Hoar frost.
In Boulder CO, there are a lot of cultivated non-native hardwood trees along the streets and sidewalks. In fall, they of course show the enormous variations of leaf colors typical of hardwood forests.
The hardwood fall color changes back east were something I missed when I came out west, where there's generally just aspen, cottonwood, and evergreens and the "fall colors" are just yellow from the aspen and green from the evergreens. Big deal. People take special trips up in the mountains to "see the Aspen turn." But it is just patches of admittedly brilliant yellow interspersed in the greenery of the pines.
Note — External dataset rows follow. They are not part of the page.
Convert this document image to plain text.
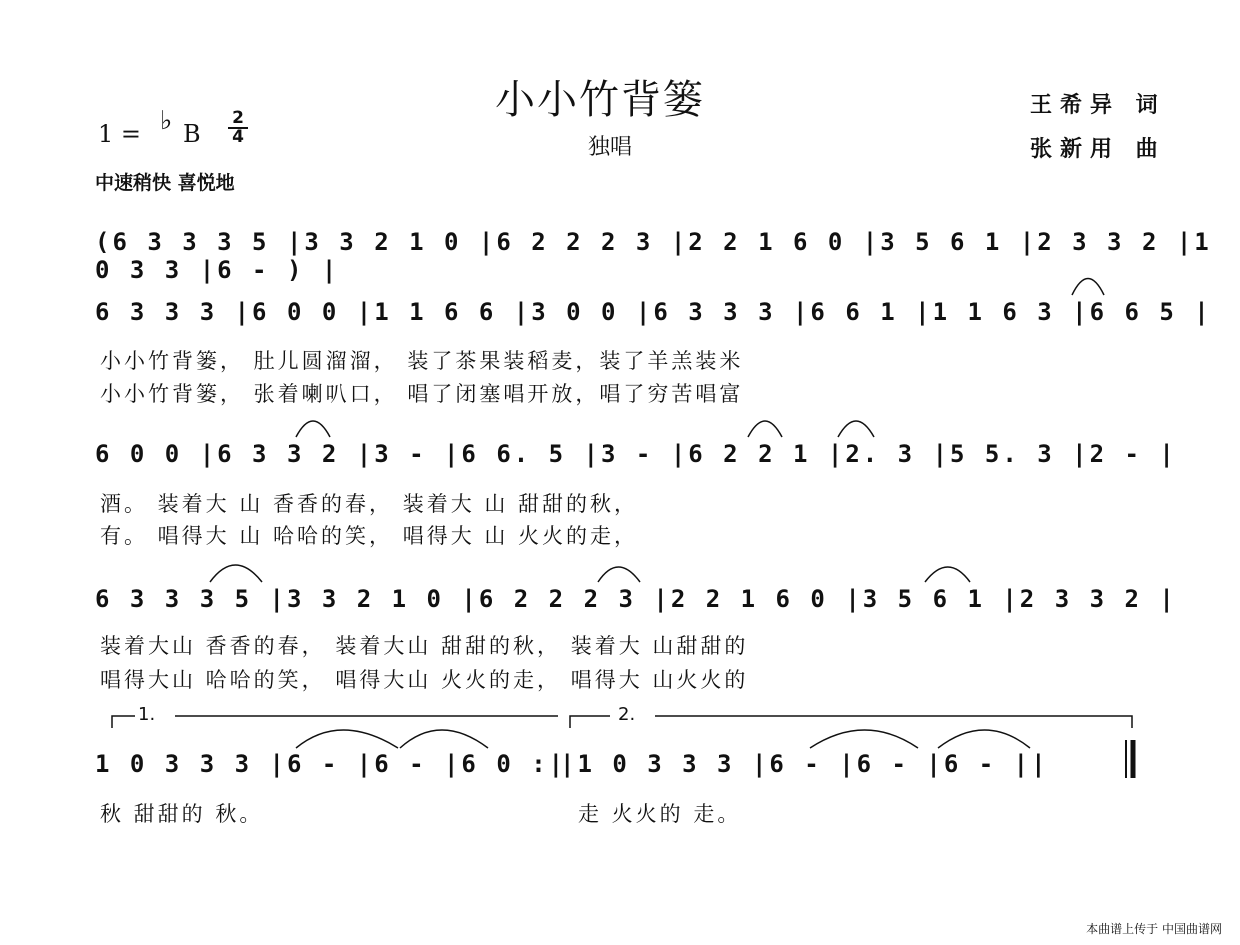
小小竹背篓
独唱
王希异 词
张新用 曲
1 = ♭ B
2
4
中速稍快 喜悦地
(6 3 3 3 5 |3 3 2 1 0 |6 2 2 2 3 |2 2 1 6 0 |3 5 6 1 |2 3 3 2 |1 0 3 3 |6 - ) |
6 3 3 3 |6 0 0 |1 1 6 6 |3 0 0 |6 3 3 3 |6 6 1 |1 1 6 3 |6 6 5 |
小小竹背篓， 肚儿圆溜溜， 装了茶果装稻麦，装了羊羔装米
小小竹背篓， 张着喇叭口， 唱了闭塞唱开放，唱了穷苦唱富
6 0 0 |6 3 3 2 |3 - |6 6. 5 |3 - |6 2 2 1 |2. 3 |5 5. 3 |2 - |
酒。 装着大 山 香香的春， 装着大 山 甜甜的秋，
有。 唱得大 山 哈哈的笑， 唱得大 山 火火的走，
6 3 3 3 5 |3 3 2 1 0 |6 2 2 2 3 |2 2 1 6 0 |3 5 6 1 |2 3 3 2 |
装着大山 香香的春， 装着大山 甜甜的秋， 装着大 山甜甜的
唱得大山 哈哈的笑， 唱得大山 火火的走， 唱得大 山火火的
1.	2.
1 0 3 3 3 |6 - |6 - |6 0 :|
|1 0 3 3 3 |6 - |6 - |6 - ||
秋 甜甜的 秋。	走 火火的 走。
本曲谱上传于 中国曲谱网
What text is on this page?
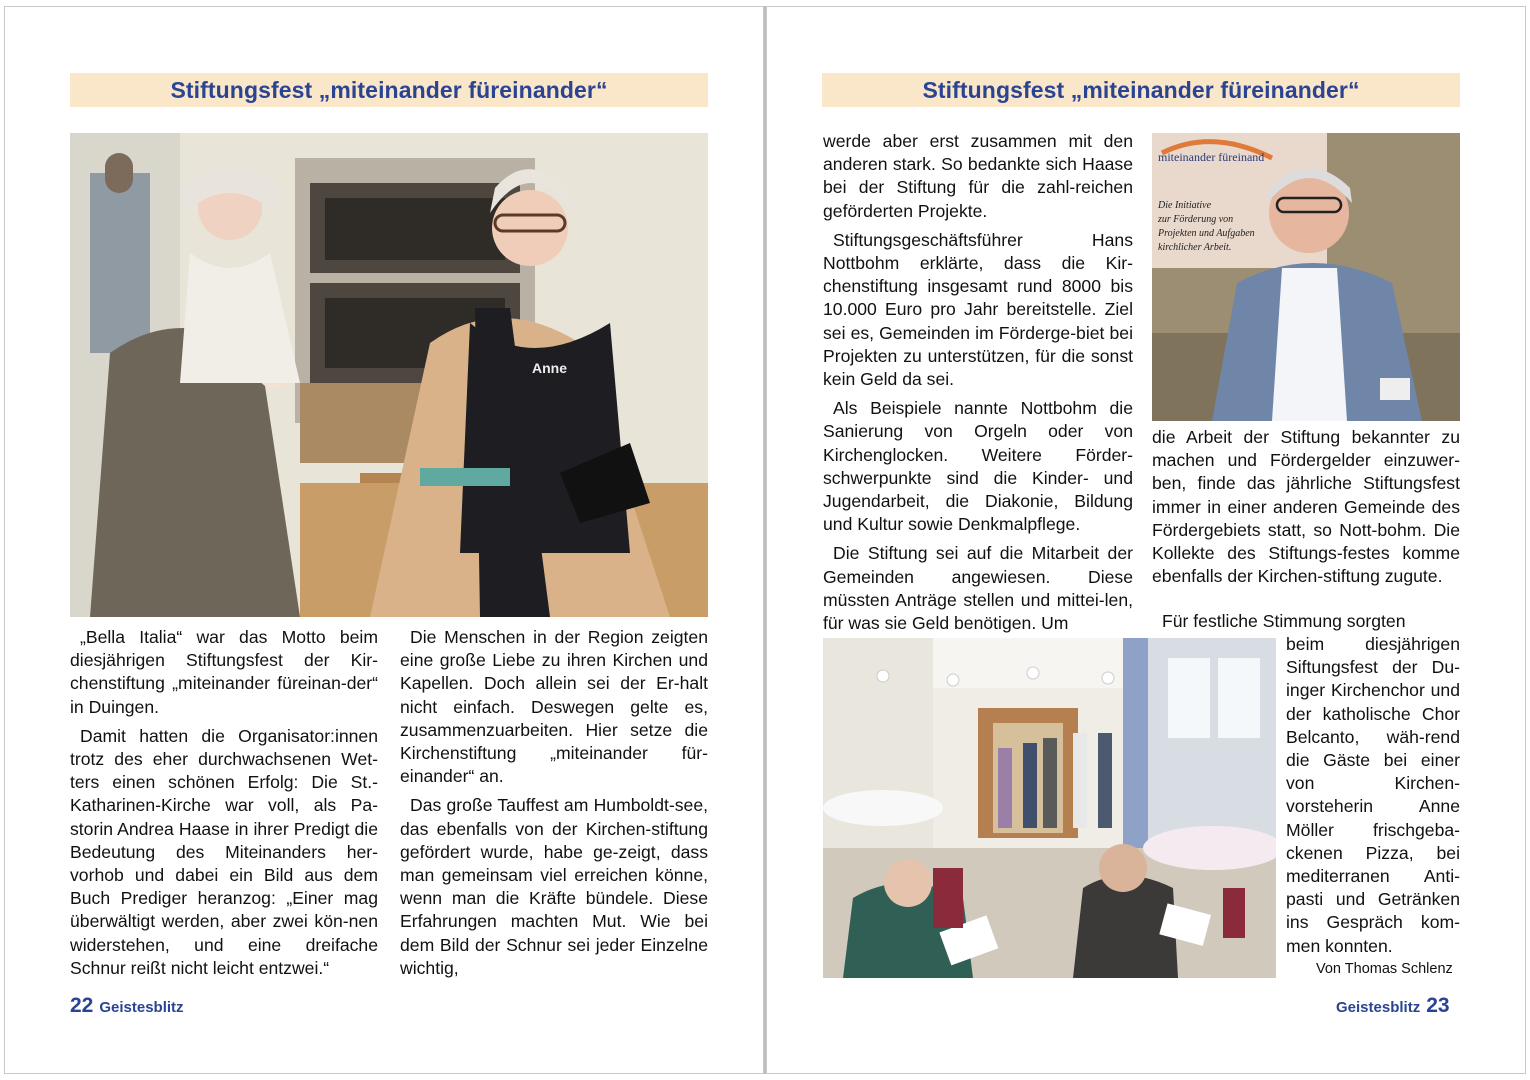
Stiftungsfest „miteinander füreinander“
Anne

„Bella Italia“ war das Motto beim diesjährigen Stiftungsfest der Kir-chenstiftung „miteinander füreinan-der“ in Duingen.

Damit hatten die Organisator:innen trotz des eher durchwachsenen Wet-ters einen schönen Erfolg: Die St.-Katharinen-Kirche war voll, als Pa-storin Andrea Haase in ihrer Predigt die Bedeutung des Miteinanders her-vorhob und dabei ein Bild aus dem Buch Prediger heranzog: „Einer mag überwältigt werden, aber zwei kön-nen widerstehen, und eine dreifache Schnur reißt nicht leicht entzwei.“

Die Menschen in der Region zeigten eine große Liebe zu ihren Kirchen und Kapellen. Doch allein sei der Er-halt nicht einfach. Deswegen gelte es, zusammenzuarbeiten. Hier setze die Kirchenstiftung „miteinander für-einander“ an.

Das große Tauffest am Humboldt-see, das ebenfalls von der Kirchen-stiftung gefördert wurde, habe ge-zeigt, dass man gemeinsam viel erreichen könne, wenn man die Kräfte bündele. Diese Erfahrungen machten Mut. Wie bei dem Bild der Schnur sei jeder Einzelne wichtig,

22 Geistesblitz
Stiftungsfest „miteinander füreinander“

werde aber erst zusammen mit den anderen stark. So bedankte sich Haase bei der Stiftung für die zahl-reichen geförderten Projekte.

Stiftungsgeschäftsführer Hans Nottbohm erklärte, dass die Kir-chenstiftung insgesamt rund 8000 bis 10.000 Euro pro Jahr bereitstelle. Ziel sei es, Gemeinden im Förderge-biet bei Projekten zu unterstützen, für die sonst kein Geld da sei.

Als Beispiele nannte Nottbohm die Sanierung von Orgeln oder von Kirchenglocken. Weitere Förder-schwerpunkte sind die Kinder- und Jugendarbeit, die Diakonie, Bildung und Kultur sowie Denkmalpflege.

Die Stiftung sei auf die Mitarbeit der Gemeinden angewiesen. Diese müssten Anträge stellen und mittei-len, für was sie Geld benötigen. Um

miteinander füreinand
Die Initiative
zur Förderung von
Projekten und Aufgaben
kirchlicher Arbeit.

die Arbeit der Stiftung bekannter zu machen und Fördergelder einzuwer-ben, finde das jährliche Stiftungsfest immer in einer anderen Gemeinde des Fördergebiets statt, so Nott-bohm. Die Kollekte des Stiftungs-festes komme ebenfalls der Kirchen-stiftung zugute.

Für festliche Stimmung sorgten

beim diesjährigen Siftungsfest der Du-inger Kirchenchor und der katholische Chor Belcanto, wäh-rend die Gäste bei einer von Kirchen-vorsteherin Anne Möller frischgeba-ckenen Pizza, bei mediterranen Anti-pasti und Getränken ins Gespräch kom-men konnten.

Von Thomas Schlenz
Geistesblitz 23
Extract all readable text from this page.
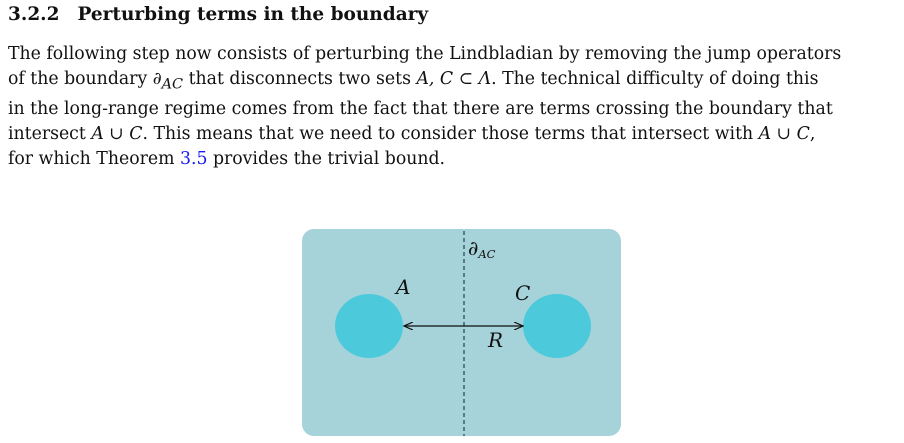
3.2.2 Perturbing terms in the boundary

The following step now consists of perturbing the Lindbladian by removing the jump operators
of the boundary $\partial_{AC}$ that disconnects two sets A, C ⊂ Λ. The technical difficulty of doing this
in the long-range regime comes from the fact that there are terms crossing the boundary that
intersect A ∪ C. This means that we need to consider those terms that intersect with A ∪ C,
for which Theorem 3.5 provides the trivial bound.

$\partial_{AC}$
A	C
R
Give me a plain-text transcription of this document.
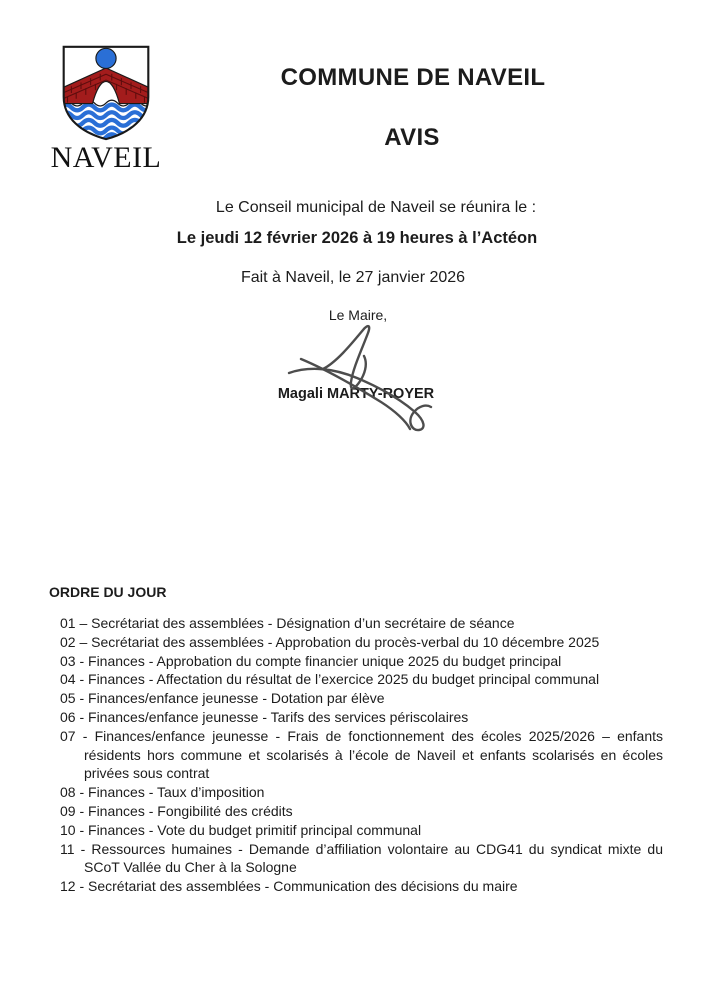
NAVEIL
COMMUNE DE NAVEIL
AVIS
Le Conseil municipal de Naveil se réunira le :
Le jeudi 12 février 2026 à 19 heures à l’Actéon
Fait à Naveil, le 27 janvier 2026
Le Maire,
Magali MARTY-ROYER
ORDRE DU JOUR
01 – Secrétariat des assemblées - Désignation d’un secrétaire de séance
02 – Secrétariat des assemblées - Approbation du procès-verbal du 10 décembre 2025
03 - Finances - Approbation du compte financier unique 2025 du budget principal
04 - Finances - Affectation du résultat de l’exercice 2025 du budget principal communal
05 - Finances/enfance jeunesse - Dotation par élève
06 - Finances/enfance jeunesse - Tarifs des services périscolaires
07 - Finances/enfance jeunesse - Frais de fonctionnement des écoles 2025/2026 – enfants résidents hors commune et scolarisés à l’école de Naveil et enfants scolarisés en écoles privées sous contrat
08 - Finances - Taux d’imposition
09 - Finances - Fongibilité des crédits
10 - Finances - Vote du budget primitif principal communal
11 - Ressources humaines - Demande d’affiliation volontaire au CDG41 du syndicat mixte du SCoT Vallée du Cher à la Sologne
12 - Secrétariat des assemblées - Communication des décisions du maire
Pretty, but not like the tremendous color variations of a true hardwood forest.
So one of my most vivid visual memories was one glorious autumn morning like that up around 6th and Cascade in Boulder, where the frost, not unlike Larry's first pics, formed on the still leaf-bearing but "turning" hardwood trees and I took a walk.
The early morning light blazing through the variegated colors of the trees, and scattered glintingly through their frosty ice crystals above was totally mesmerizing.
The effect of those red, blue, green, purple, white sparkles of light bouncing all over, enveloping me, engraved itself on my visual memory forever.
Dazzling. Like walking through a giant kaleidoscope.
I still call that my Kodachrome morning.